It all started when I was invited to the New Israel Fund dinner. Amos Oz was speaking. Excitedly I told my husband about it, confident that we would both be going.
‘Sorry,’ he said, ‘I have invited Heston Blumenthal for dinner.’
‘Are you mad?’
‘No. He is giving a talk at Maidenhead Synagogue and we always entertain the speaker beforehand and he is the one person I simply can’t take to a restaurant. You will have to cook.’ (Feminists please note; no suggestion that he might wield a saucepan for the occasion.)
I was not happy. Firstly it meant missing the NIF dinner, secondly… What on earth was I to cook? I enjoy spending time in the kitchen, but my repertoire is limited to the things that four growing boys consume. Potatoes mostly. I complained volubly to all my friends. ‘Keep it simple.’ They all advised. ‘Don’t try and impress.’ ‘Cook something Jewish. I bet he doesn’t get that often.’
That was a good idea.
I looked at my ancient copy of Evelyn Rose. Given to me by my mother-in-law on our engagement, with the inscription ‘To my future daughter-in-law whose husband will never say, “it’s not as good as my mother made it.”‘
I began to get quite excited, but I wasn’t going to let my husband off that easily. Whenever he mentioned the dinner, I would groan and mutter. I had cheder and the synagogue AGM that day. We had invited my niece and nephew aged 8 and 12 to stay for the Friday and Saturday before. When exactly did he think I would find the time to cook? But in my head the menu was beginning to take shape. I would use the last of the vegetables in our new organic vegetable patch (thank you Tony Cohen for all your advice and encouragement). We had marrow and onions, parsnips and a few runner beans – I could make quite a tasty soup with that. Then, I thought, slices of prime bola the way my grandmother-in-law made it, with lemon peel, braised in the slow cooker all day. I would cook tsimmes and maybe the kids would have fun making dumplings.
I pondered over a dessert. Here, Wimshul Cooks came to the rescue with wonderful recipes. I was offered home made biscotti to have with the coffee, and a very special honey cake. I realised that had I played it differently I could probably have had the whole meal cooked for me!
Then, one morning over breakfast, my husband looked at me cheerfully.
‘I have good news,’ he said, ‘Heston is not coming for dinner.’
‘He is filming that afternoon and is not sure what time he could get to us so I told him not to worry about dinner, just turn up for the talk.’
‘I knew you would be relieved. That’s a whole load of stress off your mind.’
‘But I enjoyed the stress. I enjoyed the challenge. I particularly enjoyed complaining about you!’
‘I’m confused. I thought you would be pleased.’

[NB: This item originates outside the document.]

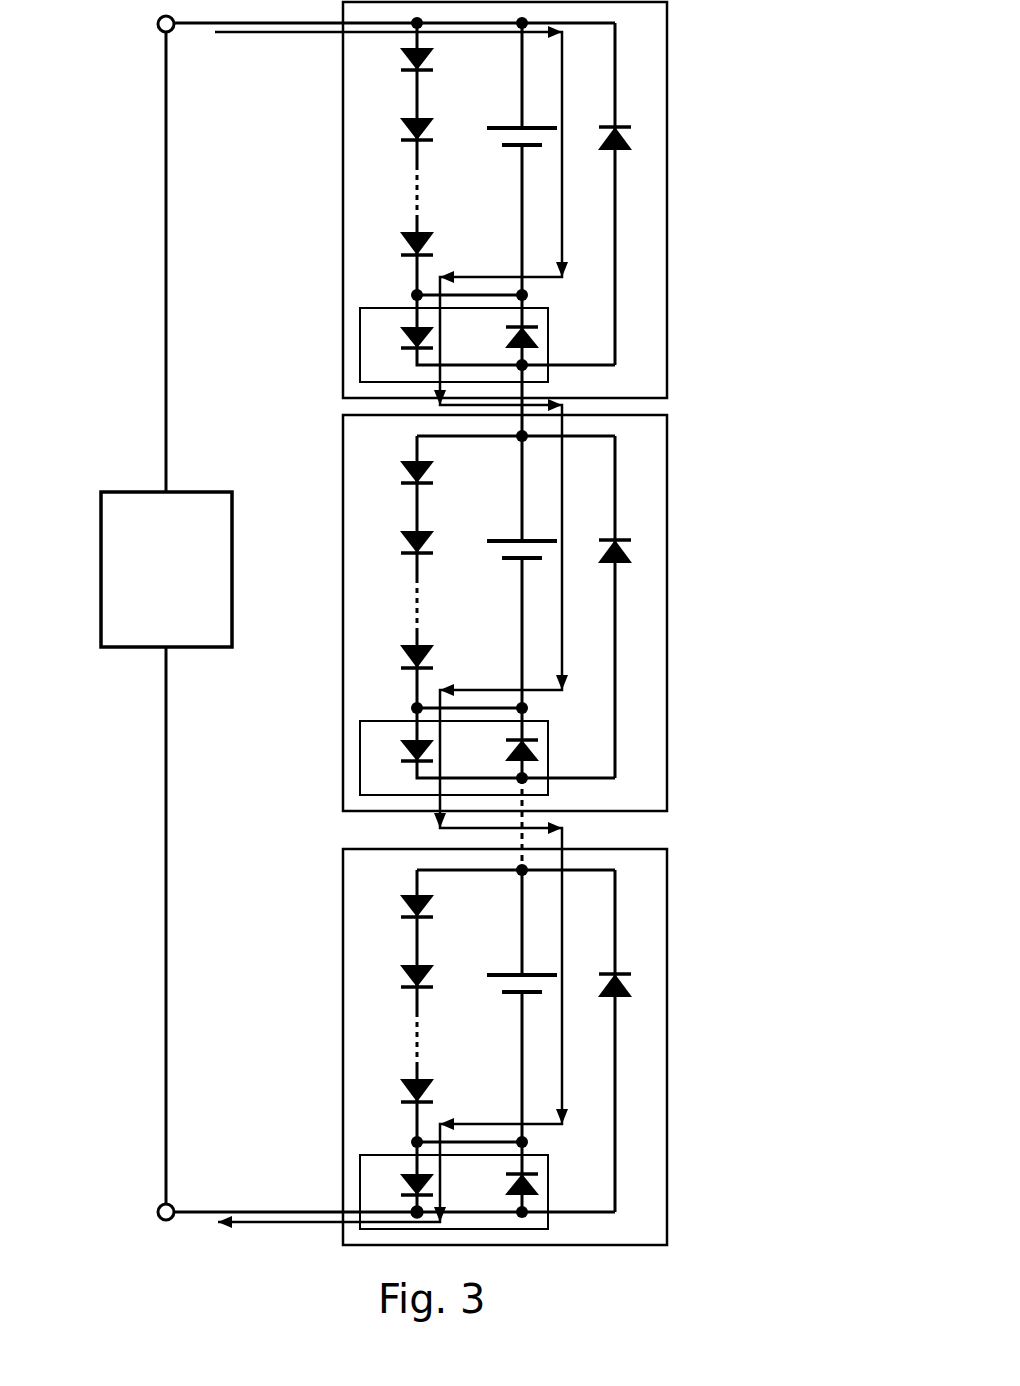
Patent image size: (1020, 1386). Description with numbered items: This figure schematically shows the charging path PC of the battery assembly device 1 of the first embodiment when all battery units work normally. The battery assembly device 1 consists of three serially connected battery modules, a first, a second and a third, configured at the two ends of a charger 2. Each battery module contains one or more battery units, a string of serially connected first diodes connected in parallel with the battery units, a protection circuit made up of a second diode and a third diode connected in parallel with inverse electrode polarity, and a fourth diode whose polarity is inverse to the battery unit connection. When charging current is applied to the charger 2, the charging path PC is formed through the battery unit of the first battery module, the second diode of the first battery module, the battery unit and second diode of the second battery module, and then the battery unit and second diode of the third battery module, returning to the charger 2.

‘Pleased? You have ruined my life! Don’t you realise what a great anecdote this has made? Now you’ve gone and spoiled it!’
How could he do this to me? Men! I just don’t understand them!
Oma’s braised beef
(My grandmother-in-law, like many of her generation did not believe in measurements, hence the vagueness of the recipe but it is so easy and it does work.)
Slices of prime bola – one per person
Flour and seasoning
A little oil
Juice and zest of a lemon
Peel and slice the onion then fry it in the oil until soft and golden. Transfer to a casserole dish. Cover the slices of prime bola in seasoned flour and fry quickly on both sides. Transfer to the dish and cover with the beef stock, add the bay leaf and lemon and cook for a long time in a low oven.